For palliative care patients, the care coordinator will establish routine communication with the caregiver to assess the caregiver’s burden, notes Ryan. "A lot is done by the phone, but as more of a scheduled activity to relieve the caregiver’s stress," she explains. "Also, for palliative care patients, we’ll arrange for respite care if it’s needed, because a lot of time, there’s access to a lot more community services," Ryan continues.
The program provides some patients with added support through the use of a videophone that the patient can use to speak with another family member who is too ill to visit the patient, she adds.
The chaplain will keep in touch with the patient and family by telephone and may schedule regular appointments for spiritual counseling. The chaplain, like other care coordinators, also serves as a conduit to the primary care physician and other providers, so if a patient needs access to some service, the chaplain will arrange it for the patient, Ryan says.

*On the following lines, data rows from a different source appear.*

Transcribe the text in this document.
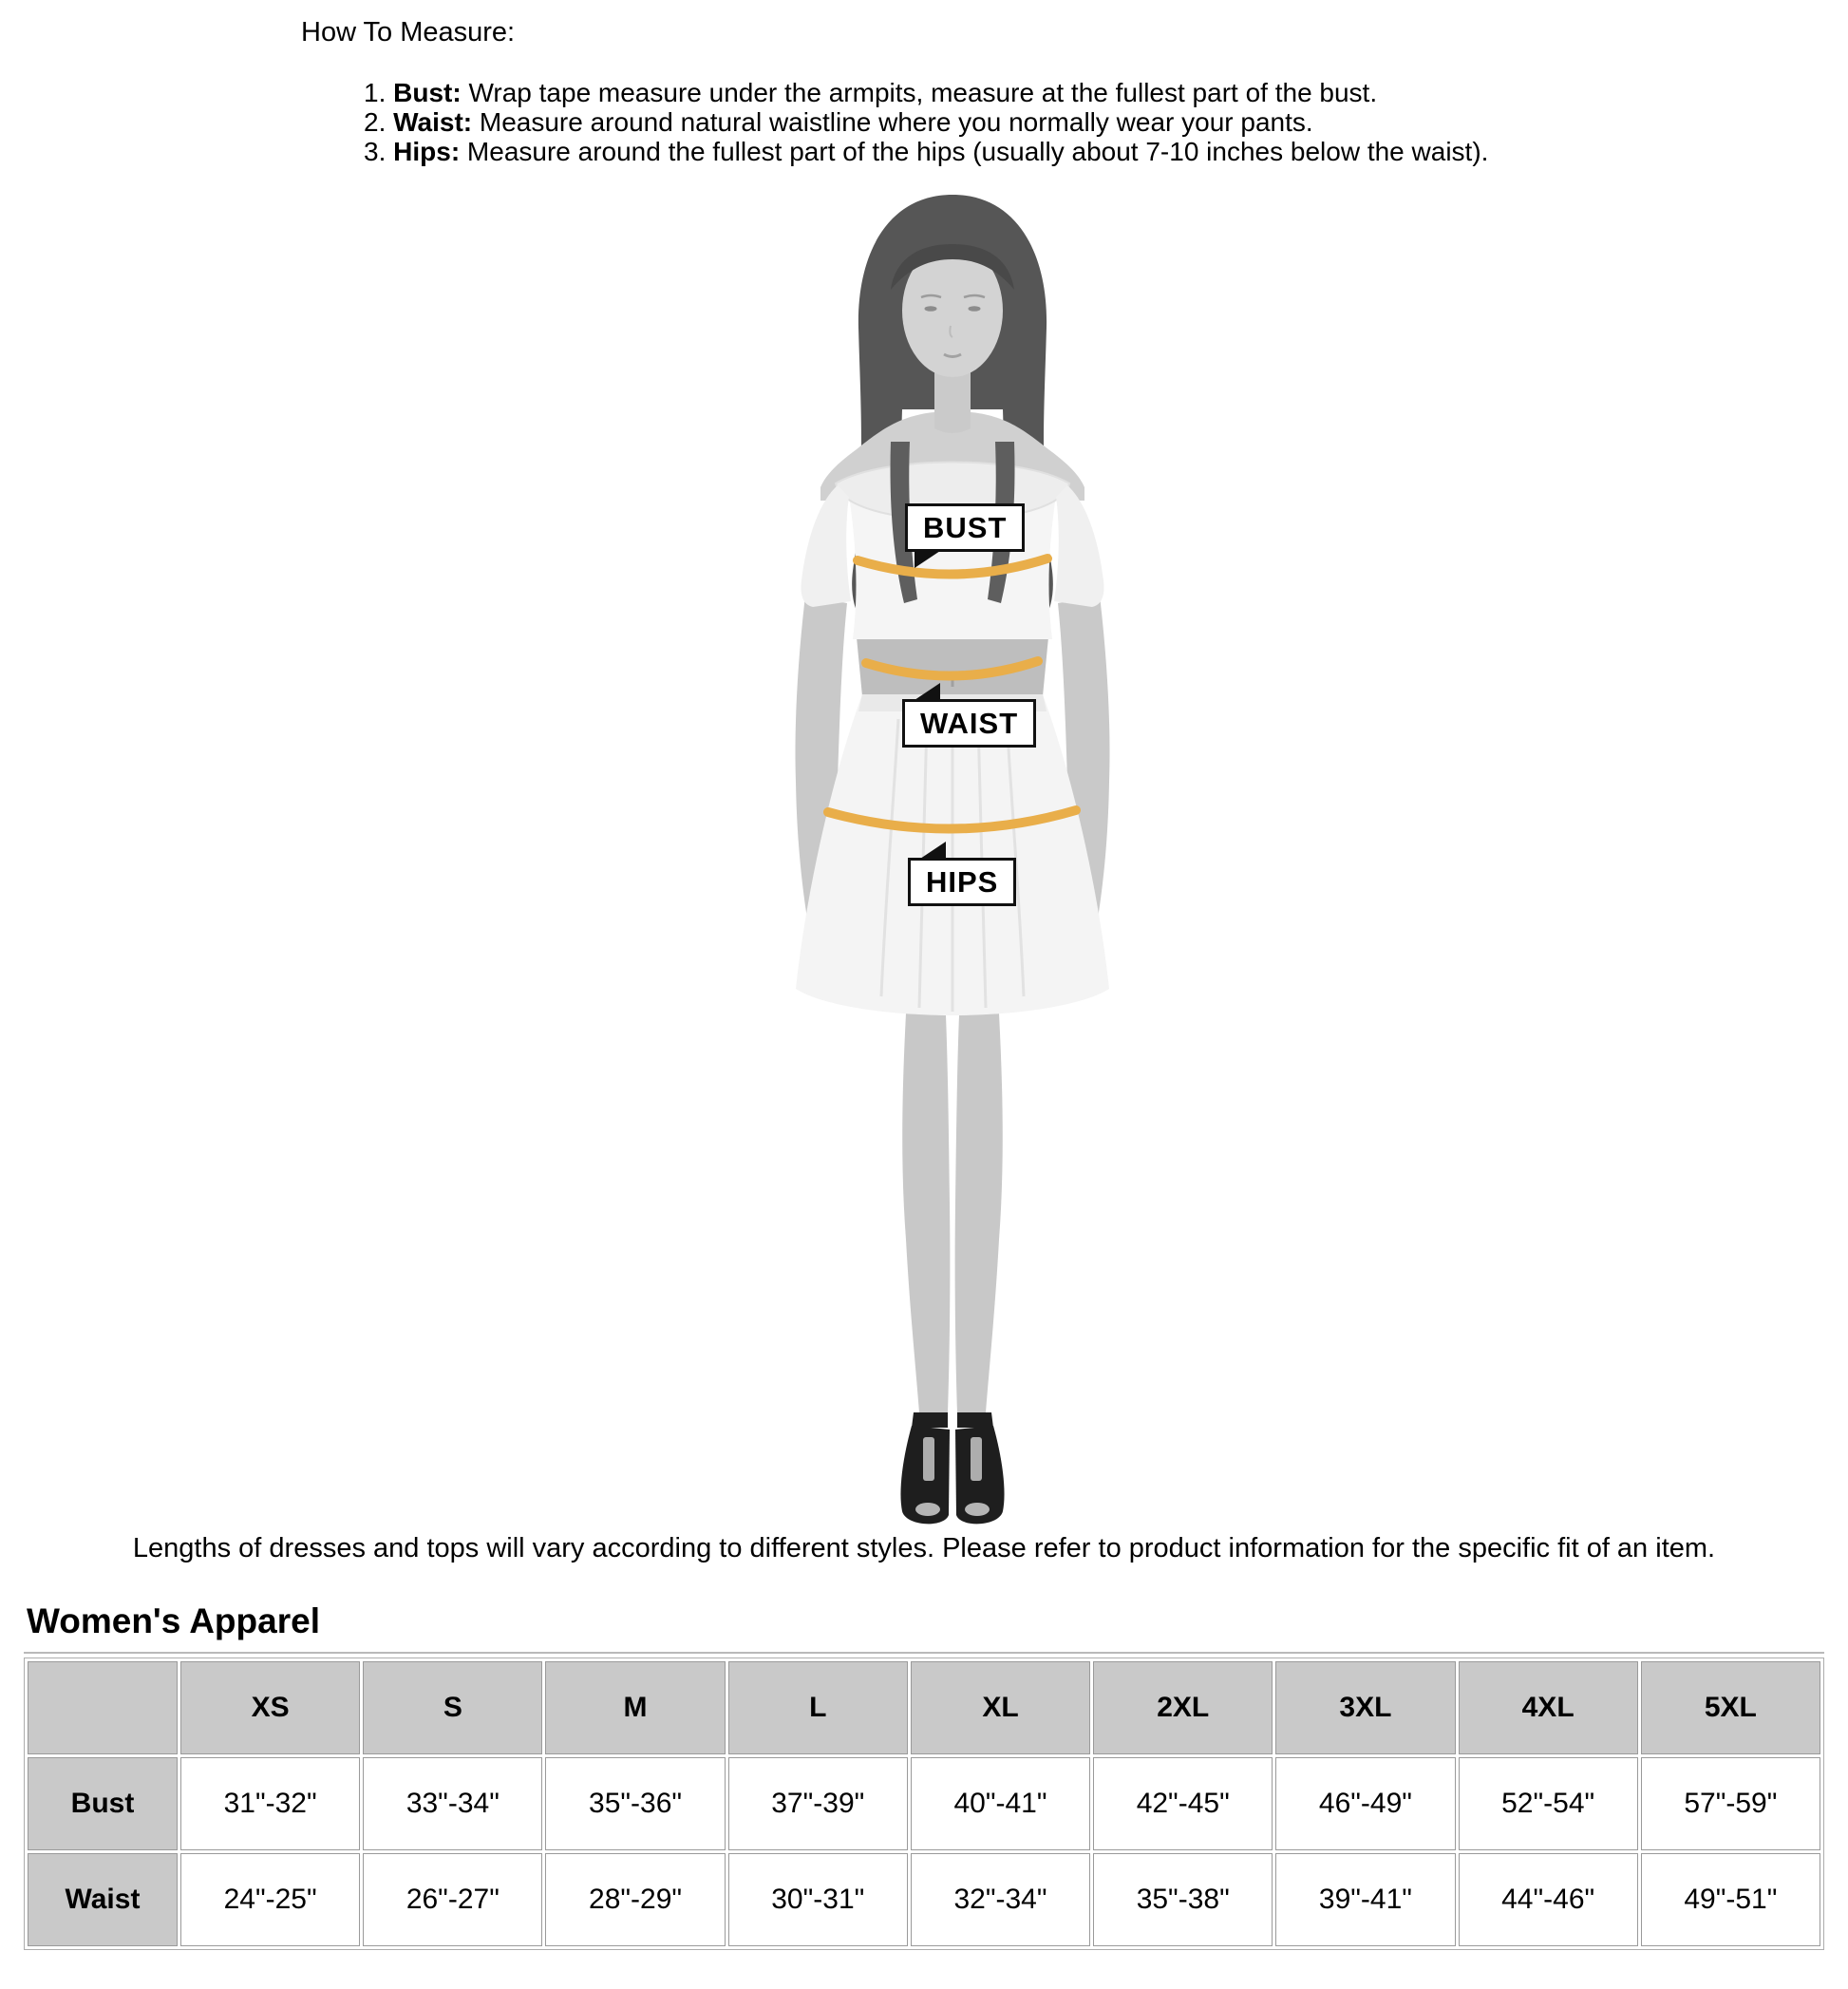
How To Measure:
1. Bust: Wrap tape measure under the armpits, measure at the fullest part of the bust.
2. Waist: Measure around natural waistline where you normally wear your pants.
3. Hips: Measure around the fullest part of the hips (usually about 7-10 inches below the waist).
BUST
WAIST
HIPS
Lengths of dresses and tops will vary according to different styles. Please refer to product information for the specific fit of an item.
Women's Apparel
	XS	S	M	L	XL	2XL	3XL	4XL	5XL
Bust	31"-32"	33"-34"	35"-36"	37"-39"	40"-41"	42"-45"	46"-49"	52"-54"	57"-59"
Waist	24"-25"	26"-27"	28"-29"	30"-31"	32"-34"	35"-38"	39"-41"	44"-46"	49"-51"
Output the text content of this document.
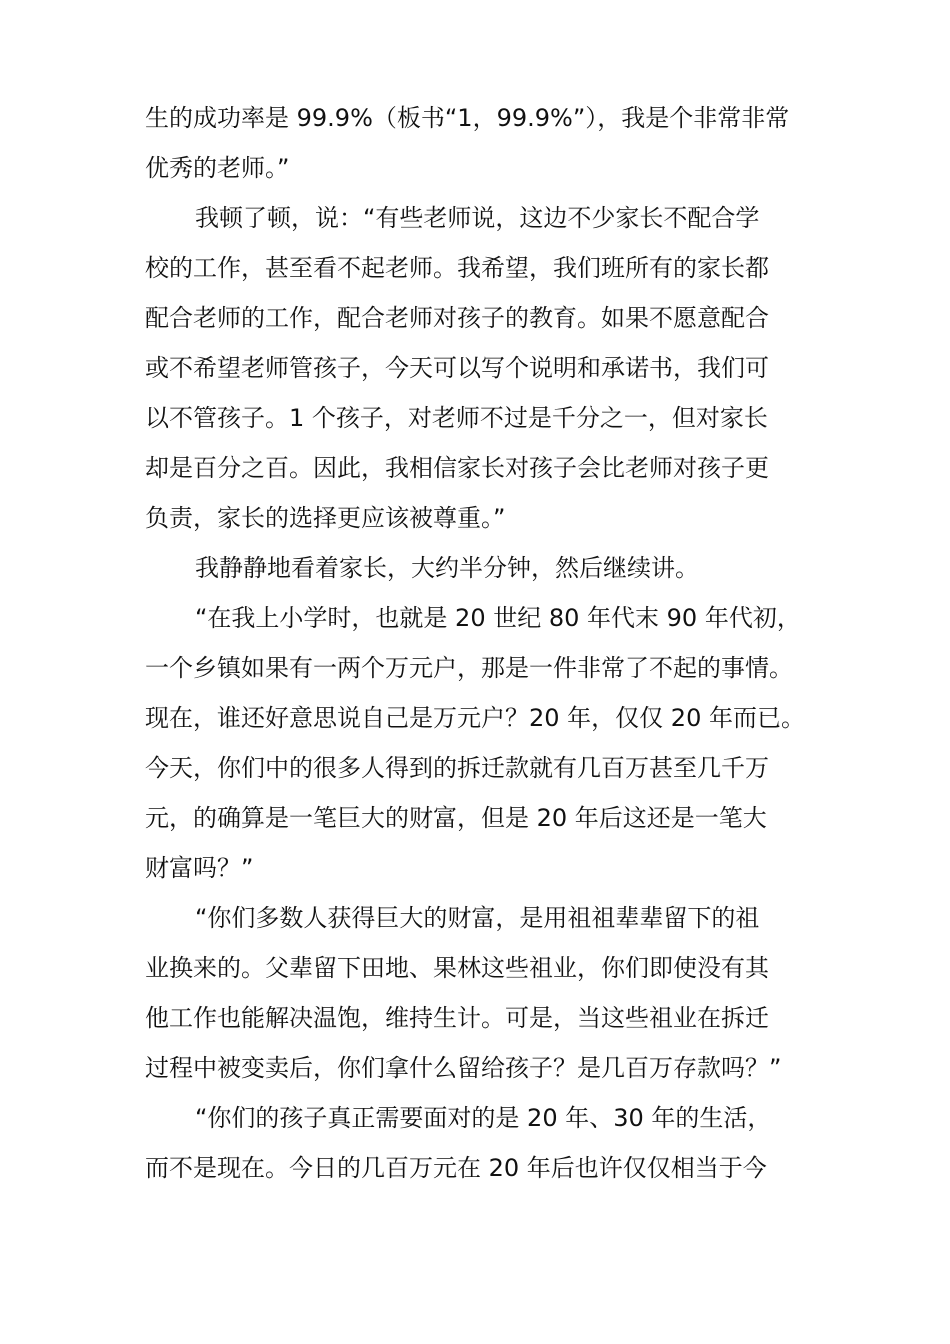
生的成功率是 99.9%（板书“1，99.9%”），我是个非常非常
优秀的老师。”
我顿了顿，说：“有些老师说，这边不少家长不配合学
校的工作，甚至看不起老师。我希望，我们班所有的家长都
配合老师的工作，配合老师对孩子的教育。如果不愿意配合
或不希望老师管孩子，今天可以写个说明和承诺书，我们可
以不管孩子。1 个孩子，对老师不过是千分之一，但对家长
却是百分之百。因此，我相信家长对孩子会比老师对孩子更
负责，家长的选择更应该被尊重。”
我静静地看着家长，大约半分钟，然后继续讲。
“在我上小学时，也就是 20 世纪 80 年代末 90 年代初，
一个乡镇如果有一两个万元户，那是一件非常了不起的事情。
现在，谁还好意思说自己是万元户？20 年，仅仅 20 年而已。
今天，你们中的很多人得到的拆迁款就有几百万甚至几千万
元，的确算是一笔巨大的财富，但是 20 年后这还是一笔大
财富吗？”
“你们多数人获得巨大的财富，是用祖祖辈辈留下的祖
业换来的。父辈留下田地、果林这些祖业，你们即使没有其
他工作也能解决温饱，维持生计。可是，当这些祖业在拆迁
过程中被变卖后，你们拿什么留给孩子？是几百万存款吗？”
“你们的孩子真正需要面对的是 20 年、30 年的生活，
而不是现在。今日的几百万元在 20 年后也许仅仅相当于今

Patients who need help outside of scheduled calls and visits can call a 24-hour nurse during off-hours, she adds. So far, the system has helped reduce unnecessary emergency department visits and hospitalizations, Ryan notes. Hospice nurses, physicians, and other clinicians know that the care coordinator is keeping a close eye on the patient, so if the care coordinator calls to request that someone see the patient, the visit is scheduled immediately, she says.
Sometimes, patients in the Michigan program will call in for assistance via the videophones, but usually their telehealth visits are scheduled, Whitten notes.
There have been occasions when the telehealth service has saved nurses hours of commuting time when an emergency has occurred, she notes. For example, one patient’s caregiver in northern Michigan called to say the patient was having some abdominal discomfort, and the caregiver didn’t know what the problem was. The nurse asked the caregiver to move the videophone camera down the patient’s body so she could look at the patient, and she discovered a kink in the Foley catheter. Once the caregiver unkinked it, following the nurse’s instructions, the patient’s discomfort eased, Whitten recalls. "That would have been a 60-mile visit out and back in the middle of the night for the nurse," she says.
Experts predict a larger role for telehealth in the health care industry as model programs demonstrate high patient/caregiver satisfaction and improved staff efficiency and quality of care.